Files
railiance-cluster/docs/operator-runbook.md
2026-07-02 10:44:06 +02:00

2.1 KiB

Operator runbook — production-touching commands

All targets below change state on the production k3s cluster (railiance01 / COULOMBCORE, 92.205.130.254) or its backups. Agent sessions running in auto mode are denied these by the permission classifier — that is intentional.

How to run a production-touching target

  • Interactively in a Claude Code session: type ! <command> so the command runs under the operator's authority and the output lands in the conversation for the agent to act on.
  • Directly: run from this repo root on the workstation; cluster access is ssh railiance01 (key-based, configured in ~/.ssh/config).

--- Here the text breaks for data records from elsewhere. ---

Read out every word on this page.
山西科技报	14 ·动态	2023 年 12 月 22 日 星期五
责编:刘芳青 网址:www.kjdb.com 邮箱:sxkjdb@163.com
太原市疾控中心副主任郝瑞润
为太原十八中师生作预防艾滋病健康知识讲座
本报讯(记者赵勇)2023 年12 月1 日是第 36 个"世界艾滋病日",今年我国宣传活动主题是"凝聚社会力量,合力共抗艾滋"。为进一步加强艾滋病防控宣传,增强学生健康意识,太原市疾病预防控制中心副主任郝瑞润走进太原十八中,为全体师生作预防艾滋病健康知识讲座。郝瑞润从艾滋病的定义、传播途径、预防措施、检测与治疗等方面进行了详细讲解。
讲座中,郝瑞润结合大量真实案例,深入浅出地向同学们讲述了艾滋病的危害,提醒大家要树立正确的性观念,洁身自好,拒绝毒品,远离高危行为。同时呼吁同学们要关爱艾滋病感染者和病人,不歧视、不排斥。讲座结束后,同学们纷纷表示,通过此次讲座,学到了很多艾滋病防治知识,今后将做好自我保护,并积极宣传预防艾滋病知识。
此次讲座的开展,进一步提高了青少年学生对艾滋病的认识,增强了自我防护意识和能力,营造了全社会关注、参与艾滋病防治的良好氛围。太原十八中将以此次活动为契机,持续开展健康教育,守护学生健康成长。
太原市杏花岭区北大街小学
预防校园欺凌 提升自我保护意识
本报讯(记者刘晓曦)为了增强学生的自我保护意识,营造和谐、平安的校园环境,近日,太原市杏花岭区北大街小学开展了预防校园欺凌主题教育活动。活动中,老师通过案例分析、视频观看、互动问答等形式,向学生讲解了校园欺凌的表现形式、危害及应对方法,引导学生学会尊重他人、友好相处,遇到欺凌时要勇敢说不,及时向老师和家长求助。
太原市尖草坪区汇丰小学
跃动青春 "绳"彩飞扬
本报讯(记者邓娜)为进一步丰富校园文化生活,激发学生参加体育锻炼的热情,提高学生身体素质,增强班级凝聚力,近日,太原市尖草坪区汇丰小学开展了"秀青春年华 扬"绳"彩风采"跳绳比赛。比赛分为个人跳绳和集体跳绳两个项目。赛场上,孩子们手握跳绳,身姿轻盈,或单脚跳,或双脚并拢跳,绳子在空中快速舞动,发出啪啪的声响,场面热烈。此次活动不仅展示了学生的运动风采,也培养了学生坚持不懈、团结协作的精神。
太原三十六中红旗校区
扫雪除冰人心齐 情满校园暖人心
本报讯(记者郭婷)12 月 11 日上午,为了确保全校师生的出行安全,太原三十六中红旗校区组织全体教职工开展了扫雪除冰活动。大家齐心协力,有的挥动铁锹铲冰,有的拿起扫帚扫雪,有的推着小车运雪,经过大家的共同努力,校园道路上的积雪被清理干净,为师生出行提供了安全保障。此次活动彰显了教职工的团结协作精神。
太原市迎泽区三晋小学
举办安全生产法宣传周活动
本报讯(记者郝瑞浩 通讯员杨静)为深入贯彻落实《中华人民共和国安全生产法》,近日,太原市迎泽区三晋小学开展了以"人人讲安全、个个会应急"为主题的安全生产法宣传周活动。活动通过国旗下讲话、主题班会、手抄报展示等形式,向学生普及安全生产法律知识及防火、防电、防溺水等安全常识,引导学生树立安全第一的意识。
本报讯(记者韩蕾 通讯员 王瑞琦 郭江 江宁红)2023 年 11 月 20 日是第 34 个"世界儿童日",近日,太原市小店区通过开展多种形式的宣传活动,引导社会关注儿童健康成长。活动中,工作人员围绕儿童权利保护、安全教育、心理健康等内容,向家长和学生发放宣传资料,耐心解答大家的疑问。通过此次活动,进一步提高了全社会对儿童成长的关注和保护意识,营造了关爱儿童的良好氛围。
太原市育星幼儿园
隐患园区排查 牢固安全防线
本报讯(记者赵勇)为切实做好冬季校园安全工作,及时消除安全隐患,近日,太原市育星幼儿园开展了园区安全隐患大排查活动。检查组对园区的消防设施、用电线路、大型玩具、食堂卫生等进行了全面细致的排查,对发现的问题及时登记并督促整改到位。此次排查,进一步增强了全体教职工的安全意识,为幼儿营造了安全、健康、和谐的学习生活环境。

Production-touching targets

Target Effect
sudo make backup writes age-encrypted backup to /opt/backup/railiance/cluster/
make k3s-install (re)installs k3s baseline — destructive, preflight first
make test-ha-failover kills the primary PG pod to assert recovery
make verify-activity-core reconciles activity-core runtime on railiance01
make reconcile-activity-core-llm-connect patches ConfigMap, applies llm-connect overlay, runs smoke pod
make deploy-activity-core-triage-robustness deploys ACTIVITY-WP-0016 code/schema/runtime as a coupled bundle and triggers daily triage
make admin-sync-smoke calls activity-core POST /admin/sync and proves worker pod identity/restart count did not change

Read-only / safe targets

make help, make preflight, make smoke, make restore (prints guide only). These are safe to allowlist for agent sessions.

Evidence convention

Reconcile/verify targets post non-secret evidence notes to the State Hub (STATE_HUB_EVIDENCE_WORKSTREAM_ID / STATE_HUB_EVIDENCE_TASK_ID env vars attach them to a workstream/task). Never record Secret values — key counts and readiness states only.

For make admin-sync-smoke, set ACTIVITY_CORE_ADMIN_SYNC_FIXTURE_COMMAND when you need a specific enabled-flip/rename fixture before the sync call. The command records whether a fixture ran; leaving it unset proves endpoint and no-restart behavior only.